The ‘Company’ has the ability to make pension contributions on behalf of the member/director, and obtain 20% corporation tax relief on it as an allowable deduction/business expense. This solves the problem of the member only being able to make small employee contributions which are normally capped at the lowly set annual salary.
Such contributions are allowable over and above salary and dividend drawings without taking the director into higher rate income tax territory
Subject to continually checking that balances stay relatively low compared to the net assets of the business, the Company can invest money rather than leaving idle cash sitting earning paltry rate of interest. This gives the double advantage of not having to draw excess money out of the business as personal drawings and suffering higher rate tax, with targeting higher net growth rates over the fullness of time (whilst acknowledging there will be investment risk to the capital, so the best use for this type of strategy is for long term money holdings over and above day to day cash flow and earmarked corporation tax liabilities)

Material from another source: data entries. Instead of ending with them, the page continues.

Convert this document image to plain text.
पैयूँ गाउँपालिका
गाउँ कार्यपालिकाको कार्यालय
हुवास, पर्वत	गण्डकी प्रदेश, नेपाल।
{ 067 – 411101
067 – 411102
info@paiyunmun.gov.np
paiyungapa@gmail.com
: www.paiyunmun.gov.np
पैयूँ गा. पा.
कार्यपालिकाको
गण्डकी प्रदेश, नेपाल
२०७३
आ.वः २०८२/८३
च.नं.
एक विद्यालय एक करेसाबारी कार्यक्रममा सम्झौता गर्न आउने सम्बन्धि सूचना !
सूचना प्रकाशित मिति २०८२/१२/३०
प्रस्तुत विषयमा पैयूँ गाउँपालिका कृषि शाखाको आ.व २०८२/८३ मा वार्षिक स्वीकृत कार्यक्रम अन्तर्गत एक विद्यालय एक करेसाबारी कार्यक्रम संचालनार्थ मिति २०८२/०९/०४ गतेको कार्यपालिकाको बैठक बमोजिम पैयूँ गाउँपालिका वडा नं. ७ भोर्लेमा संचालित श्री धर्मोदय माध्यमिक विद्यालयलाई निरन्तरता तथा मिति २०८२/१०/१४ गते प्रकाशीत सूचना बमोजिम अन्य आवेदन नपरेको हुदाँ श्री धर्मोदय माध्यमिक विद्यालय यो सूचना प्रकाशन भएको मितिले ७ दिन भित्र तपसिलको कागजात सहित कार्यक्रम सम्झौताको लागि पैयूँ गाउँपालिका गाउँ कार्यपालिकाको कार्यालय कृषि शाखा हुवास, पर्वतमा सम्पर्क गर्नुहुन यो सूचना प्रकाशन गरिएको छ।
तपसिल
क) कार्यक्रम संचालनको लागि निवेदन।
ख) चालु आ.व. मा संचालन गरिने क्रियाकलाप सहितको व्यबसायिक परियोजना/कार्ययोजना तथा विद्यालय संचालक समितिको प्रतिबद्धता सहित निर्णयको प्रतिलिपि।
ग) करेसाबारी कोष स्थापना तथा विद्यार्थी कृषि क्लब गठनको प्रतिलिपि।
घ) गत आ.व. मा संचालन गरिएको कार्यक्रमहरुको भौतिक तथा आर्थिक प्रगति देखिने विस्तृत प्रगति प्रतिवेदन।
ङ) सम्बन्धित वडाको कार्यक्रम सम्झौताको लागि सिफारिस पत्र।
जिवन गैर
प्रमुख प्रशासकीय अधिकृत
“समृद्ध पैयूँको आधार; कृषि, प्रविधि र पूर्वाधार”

Another great tax break is taking out life cover as a director, in the form of what’s called a relevant life plan (RLP). With RLP’s, your Limited Company can pay the premiums and get 20% tax relief on the contributions, as long as there is an employer/employee relationship in the policy contract. Not only that, but the employee does not suffer personal tax as a ‘benefit in kind’ as so often happens on employee benefits, and no tax or national insurance is charged to the level of the premiums. Finally, the sum assured can be payable to personal beneficiaries free of tax.
In the end analysis, the final overall cost to a Company can be as much as 50% lower than an alternative life cover taken through the firm, as a result of all these tax breaks.